OpenAI官方预训练的ViT-B/32版本的CLIP模型:144.28MB OpenAI官方预训练的ResNet101版本的CLIP模型:114.25MB Clatech类别的ResNet50模型:22.65MB Clatech类别的adapter模型:0.17MB Food类别在CLIP视觉编码器基础上微调后的模型:84.08MB Food类别的adapter模型:0.25MB efficientnet-B6模型:41.26MB

最终参数量之和：406.94MB 最终得分：0.8063

8 联系方式

qq:205992690 手机:18617521225

9 开源协议

本项目的发布受 Apache License Version 2.0 许可认证。

参考文献

[1]Radford A, Kim J W, Hallacy C, et al. Learning transferable visual models from natural language supervision[C]//International conference on machine learning. PMLR, 2021: 8748-8763.
[2] Zhang R, Fang R, Zhang W, et al.
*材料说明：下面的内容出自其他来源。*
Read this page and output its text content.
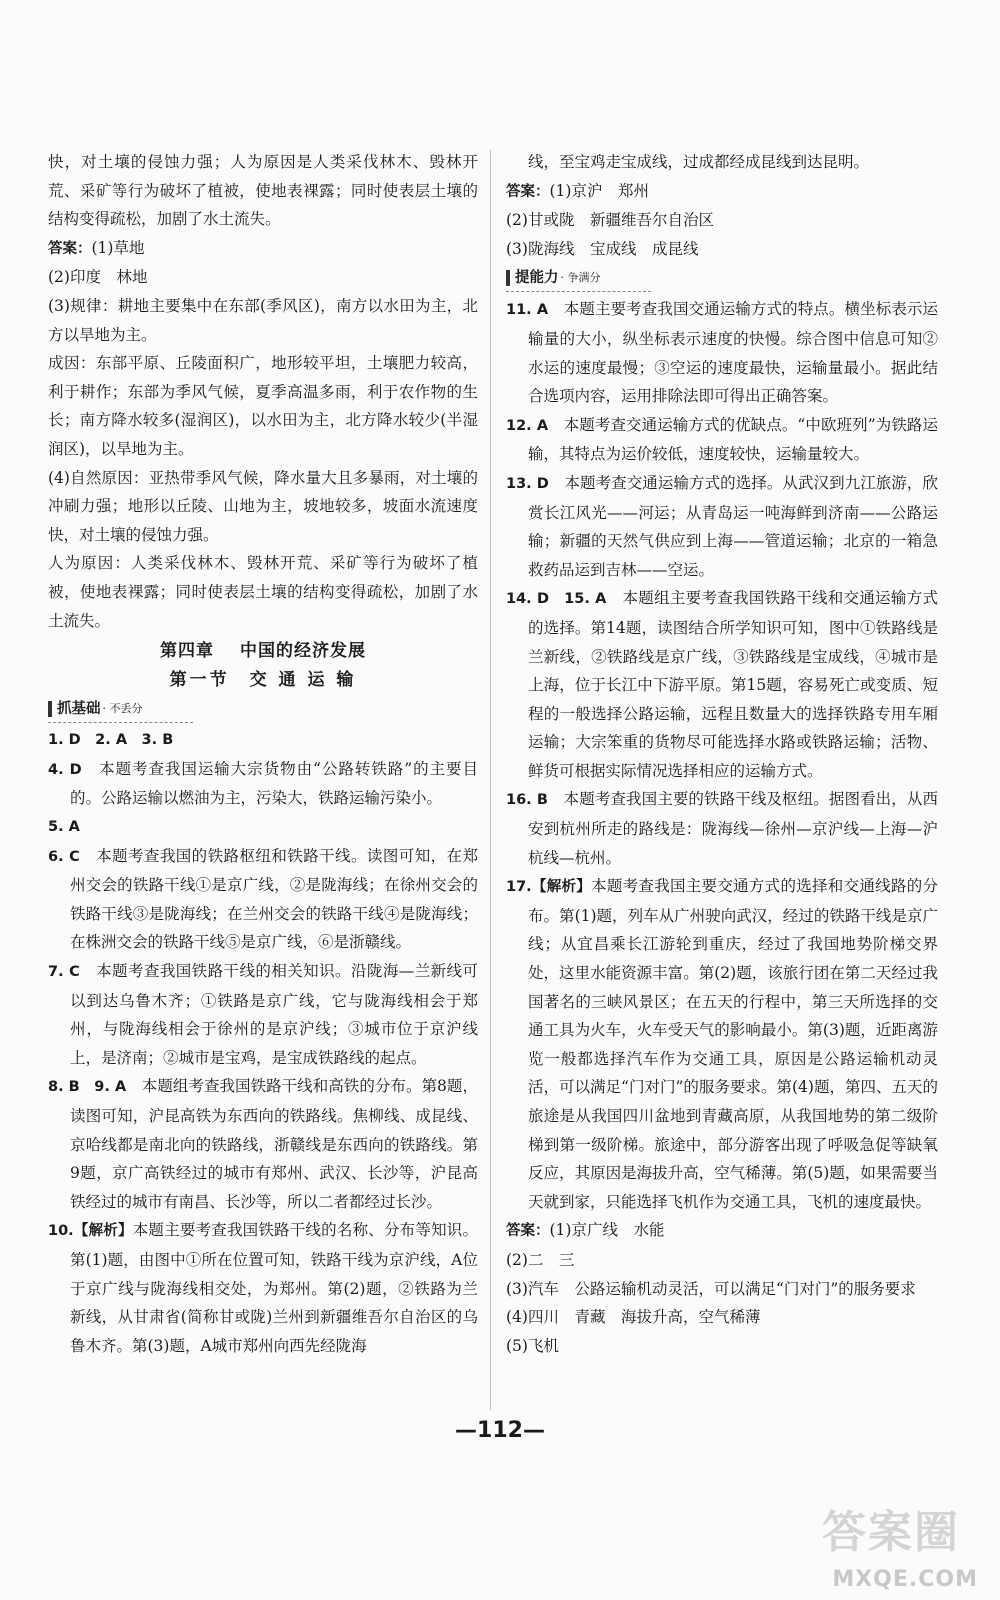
快，对土壤的侵蚀力强；人为原因是人类采伐林木、毁林开荒、采矿等行为破坏了植被，使地表裸露；同时使表层土壤的结构变得疏松，加剧了水土流失。

答案：(1)草地

(2)印度　林地

(3)规律：耕地主要集中在东部(季风区)，南方以水田为主，北方以旱地为主。

成因：东部平原、丘陵面积广，地形较平坦，土壤肥力较高，利于耕作；东部为季风气候，夏季高温多雨，利于农作物的生长；南方降水较多(湿润区)，以水田为主，北方降水较少(半湿润区)，以旱地为主。

(4)自然原因：亚热带季风气候，降水量大且多暴雨，对土壤的冲刷力强；地形以丘陵、山地为主，坡地较多，坡面水流速度快，对土壤的侵蚀力强。

人为原因：人类采伐林木、毁林开荒、采矿等行为破坏了植被，使地表裸露；同时使表层土壤的结构变得疏松，加剧了水土流失。

第四章 中国的经济发展
第一节　交 通 运 输
抓基础 · 不丢分

1. D　2. A　3. B

4. D　 本题考查我国运输大宗货物由“公路转铁路”的主要目的。公路运输以燃油为主，污染大，铁路运输污染小。

5. A

6. C　 本题考查我国的铁路枢纽和铁路干线。读图可知，在郑州交会的铁路干线①是京广线，②是陇海线；在徐州交会的铁路干线③是陇海线；在兰州交会的铁路干线④是陇海线；在株洲交会的铁路干线⑤是京广线，⑥是浙赣线。

7. C　 本题考查我国铁路干线的相关知识。沿陇海—兰新线可以到达乌鲁木齐；①铁路是京广线，它与陇海线相会于郑州，与陇海线相会于徐州的是京沪线；③城市位于京沪线上，是济南；②城市是宝鸡，是宝成铁路线的起点。

8. B　9. A　 本题组考查我国铁路干线和高铁的分布。第8题，读图可知，沪昆高铁为东西向的铁路线。焦柳线、成昆线、京哈线都是南北向的铁路线，浙赣线是东西向的铁路线。第9题，京广高铁经过的城市有郑州、武汉、长沙等，沪昆高铁经过的城市有南昌、长沙等，所以二者都经过长沙。

10.【解析】本题主要考查我国铁路干线的名称、分布等知识。第(1)题，由图中①所在位置可知，铁路干线为京沪线，A位于京广线与陇海线相交处，为郑州。第(2)题，②铁路为兰新线，从甘肃省(简称甘或陇)兰州到新疆维吾尔自治区的乌鲁木齐。第(3)题，A城市郑州向西先经陇海

线，至宝鸡走宝成线，过成都经成昆线到达昆明。

答案：(1)京沪　郑州

(2)甘或陇　新疆维吾尔自治区

(3)陇海线　宝成线　成昆线

提能力 · 争满分

11. A　 本题主要考查我国交通运输方式的特点。横坐标表示运输量的大小，纵坐标表示速度的快慢。综合图中信息可知②水运的速度最慢；③空运的速度最快，运输量最小。据此结合选项内容，运用排除法即可得出正确答案。

12. A　 本题考查交通运输方式的优缺点。“中欧班列”为铁路运输，其特点为运价较低，速度较快，运输量较大。

13. D　 本题考查交通运输方式的选择。从武汉到九江旅游，欣赏长江风光——河运；从青岛运一吨海鲜到济南——公路运输；新疆的天然气供应到上海——管道运输；北京的一箱急救药品运到吉林——空运。

14. D　15. A　 本题组主要考查我国铁路干线和交通运输方式的选择。第14题，读图结合所学知识可知，图中①铁路线是兰新线，②铁路线是京广线，③铁路线是宝成线，④城市是上海，位于长江中下游平原。第15题，容易死亡或变质、短程的一般选择公路运输，远程且数量大的选择铁路专用车厢运输；大宗笨重的货物尽可能选择水路或铁路运输；活物、鲜货可根据实际情况选择相应的运输方式。

16. B　 本题考查我国主要的铁路干线及枢纽。据图看出，从西安到杭州所走的路线是：陇海线—徐州—京沪线—上海—沪杭线—杭州。

17.【解析】本题考查我国主要交通方式的选择和交通线路的分布。第(1)题，列车从广州驶向武汉，经过的铁路干线是京广线；从宜昌乘长江游轮到重庆，经过了我国地势阶梯交界处，这里水能资源丰富。第(2)题，该旅行团在第二天经过我国著名的三峡风景区；在五天的行程中，第三天所选择的交通工具为火车，火车受天气的影响最小。第(3)题，近距离游览一般都选择汽车作为交通工具，原因是公路运输机动灵活，可以满足“门对门”的服务要求。第(4)题，第四、五天的旅途是从我国四川盆地到青藏高原，从我国地势的第二级阶梯到第一级阶梯。旅途中，部分游客出现了呼吸急促等缺氧反应，其原因是海拔升高，空气稀薄。第(5)题，如果需要当天就到家，只能选择飞机作为交通工具，飞机的速度最快。

答案：(1)京广线　水能

(2)二　三

(3)汽车　公路运输机动灵活，可以满足“门对门”的服务要求

(4)四川　青藏　海拔升高，空气稀薄

(5)飞机

—112—
答案圈
MXQE.COM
Tip-adapter: Training-free CLIP-adapter for better vision-language modeling[J]. arXiv preprint arXiv:2111.03930, 2021.
[3] He K, Zhang X, Ren S, et al. Deep residual learning for image recognition[C]//Proceedings of the IEEE conference on computer vision and pattern recognition. 2016: 770-778.
[4]Tan M, Le Q. Efficientnet: Rethinking model scaling for convolutional neural networks[C]//International conference on machine learning. PMLR, 2019: 6105-6114.